Key Takeaways
- Urea settled at $702.25/T, down 1.51% on the day but flat on the week (+0.14%), masking a 15.12% monthly and 81.69% year-to-date advance tied to Hormuz energy & fertilizer supply disruption.
- DAP held at $722.50/T, up 0.35% on the week and 11.58% on the month, with firm demand from Brazil and India absorbing elevated freight costs.
- Sulfur at CNY 6,100/T remains 158.73% above year-ago levels — the most acute cost pressure in the phosphate production chain — despite easing 7.58% on the week.
- TTF gas surged 6.86% on the day to EUR 41.43/MWh, reigniting operating cost concerns for European ammonia and urea producers.
- China's confirmation of a sulfuric acid export suspension from May 2026 adds a structural bottleneck to the global phosphate supply chain that the Hormuz situation alone does not explain.
Fertilizer prices remained under structural pressure in the week ending April 20, with the renewed Strait of Hormuz closure amplifying supply chain risks across the nitrogen, phosphate and sulfur complexes. Urea has climbed 81.69% year-to-date; sulfur has extended its ascent to 158.73% above year-ago levels; and TTF gas spiked 6.86% on Monday, threatening European nitrogen production margins. For the crop demand context driving fertilizer consumption, see the iGrowNews agricultural commodities weekly update.

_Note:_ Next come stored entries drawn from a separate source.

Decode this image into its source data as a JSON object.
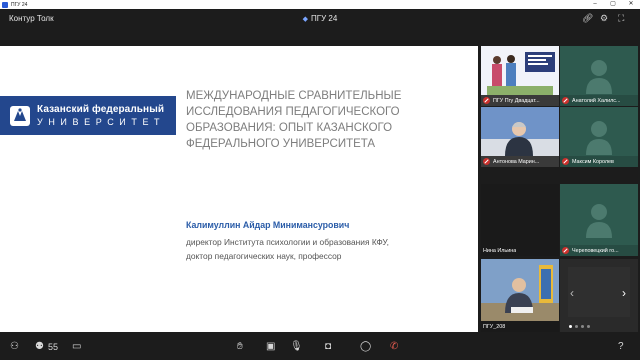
{
  "window": {
    "title": "ПГУ 24"
  },
  "header": {
    "brand": "Контур Толк",
    "room": "ПГУ 24"
  },
  "slide": {
    "logo_line1": "Казанский федеральный",
    "logo_line2": "УНИВЕРСИТЕТ",
    "title": "МЕЖДУНАРОДНЫЕ СРАВНИТЕЛЬНЫЕ ИССЛЕДОВАНИЯ ПЕДАГОГИЧЕСКОГО ОБРАЗОВАНИЯ: ОПЫТ КАЗАНСКОГО ФЕДЕРАЛЬНОГО УНИВЕРСИТЕТА",
    "author": "Калимуллин Айдар Минимансурович",
    "role_line1": "директор Института психологии и образования КФУ,",
    "role_line2": "доктор педагогических наук, профессор"
  },
  "participants": [
    {
      "name": "ПГУ Пгу Двадцат...",
      "muted": true,
      "video": true
    },
    {
      "name": "Анатолий Халилс...",
      "muted": true,
      "video": false
    },
    {
      "name": "Антонова Марин...",
      "muted": true,
      "video": true
    },
    {
      "name": "Максим Королев",
      "muted": true,
      "video": false
    },
    {
      "name": "Нина Ильина",
      "muted": false,
      "video": true
    },
    {
      "name": "Череповецкий го...",
      "muted": true,
      "video": false
    },
    {
      "name": "ПГУ_208",
      "muted": false,
      "video": true
    }
  ],
  "toolbar": {
    "participants_count": "55"
  },
  "colors": {
    "accent": "#3b8de0",
    "slide_blue": "#23478d",
    "mute_red": "#c9302c",
    "tile_green": "#2e5a4f"
  }
}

The Big Three Fertilizer Prices: Urea, DAP and Potash
Urea — Nitrogen
Urea is the global headline benchmark for fertilizer prices, and this week's near-flat reading of +0.14% obscures the scale of the year-to-date move. At $702.25/T, urea is 81.69% above where it started 2026 and 69.63% above year-ago levels. The primary FOB Middle East route — the most closely watched benchmark given the region's role as the world's largest low-cost urea export hub — remains effectively closed to commercial traffic following the IRGC's April 18 strait declaration and the U.S. Navy's April 19 seizure of the Touska. Vessels rerouting via the Cape of Good Hope are adding 10–14 days to voyage times, further inflating CFR Brazil and CFR India landed costs above spot.